This series of benchmarks is to test the performance of the pygfx buffer for chunking. It builds on top of the bm_wgpu_buffer.md benchmarks, to see how these results end up in practice in pygfx, and to tweak chunking parameters.
Apple M1 Pro (IntegratedGPU) via Metal
upload_buffer_full_naive (20x) - cpu: 23.14 ms
upload_buffer_full_optimized (20x) - cpu: 20.11 ms
upload_buffer_full_noncont (20x) - cpu: 60.22 ms
In these benchmarks we see that the optimized (new) version that avoids data-copies is indeed faster than the previous naive implementation. It also shows that when the data is not contiguous, the upload is much slower.
upload_buffer_half (20x) - cpu: 10.93 ms
upload_buffer_two_quarters (20x) - cpu: 11.33 ms
upload_buffer_chunk_stripes (20x) - cpu: 10.78 ms
Here, we upload half of the buffer, in a few different ways. The results are as one might expect. The "chunk_stripes" test shows that there is no reason for merging chunks over gaps. At least not with 32 chunks.
upload_buffer_random8 (20x) - cpu: 1.59 ms
upload_buffer_random16 (20x) - cpu: 3.01 ms
upload_buffer_random32 (20x) - cpu: 5.59 ms
upload_buffer_random64 (20x) - cpu: 9.70 ms
upload_buffer_random128 (20x) - cpu: 15.21 ms
upload_buffer_random256 (20x) - cpu: 17.93 ms
upload_buffer_random512 (20x) - cpu: 18.91 ms
upload_v_random1024 (20x) - cpu: 20.17 ms
upload_buffer_random2048 (20x) - cpu: 20.05 ms
upload_buffer_random4096 (20x) - cpu: 22.23 ms
These tests may represent the most realistic use-case.
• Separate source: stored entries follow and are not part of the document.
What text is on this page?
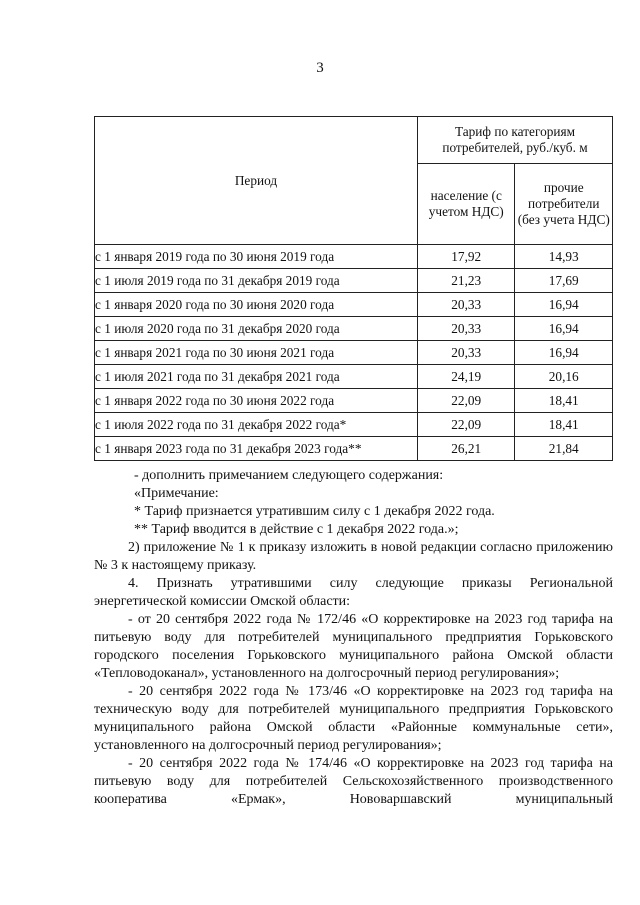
3
Период	Тариф по категориям потребителей, руб./куб. м	
	население (с учетом НДС)	прочие потребители (без учета НДС)
с 1 января 2019 года по 30 июня 2019 года	17,92	14,93
с 1 июля 2019 года по 31 декабря 2019 года	21,23	17,69
с 1 января 2020 года по 30 июня 2020 года	20,33	16,94
с 1 июля 2020 года по 31 декабря 2020 года	20,33	16,94
с 1 января 2021 года по 30 июня 2021 года	20,33	16,94
с 1 июля 2021 года по 31 декабря 2021 года	24,19	20,16
с 1 января 2022 года по 30 июня 2022 года	22,09	18,41
с 1 июля 2022 года по 31 декабря 2022 года*	22,09	18,41
с 1 января 2023 года по 31 декабря 2023 года**	26,21	21,84

- дополнить примечанием следующего содержания:

«Примечание:

* Тариф признается утратившим силу с 1 декабря 2022 года.

** Тариф вводится в действие с 1 декабря 2022 года.»;

2) приложение № 1 к приказу изложить в новой редакции согласно приложению № 3 к настоящему приказу.

4. Признать утратившими силу следующие приказы Региональной энергетической комиссии Омской области:

- от 20 сентября 2022 года № 172/46 «О корректировке на 2023 год тарифа на питьевую воду для потребителей муниципального предприятия Горьковского городского поселения Горьковского муниципального района Омской области «Тепловодоканал», установленного на долгосрочный период регулирования»;

- 20 сентября 2022 года № 173/46 «О корректировке на 2023 год тарифа на техническую воду для потребителей муниципального предприятия Горьковского муниципального района Омской области «Районные коммунальные сети», установленного на долгосрочный период регулирования»;

- 20 сентября 2022 года № 174/46 «О корректировке на 2023 год тарифа на питьевую воду для потребителей Сельскохозяйственного производственного кооператива «Ермак», Нововаршавский муниципальный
We don't want any of these cases to take longer than simply uploading the whole buffer. The chunking/merging algorithm should be such that this does not happen.
The results show that the performance naturally climbs to that of a full chunk upload.
upload_100_buffers (20x) - cpu: 23.09 ms
Uploading 100 buffers that are 1/100 the size shows a more or less expected time. This illustrates that the overhead for applying chunking is probably reasonable.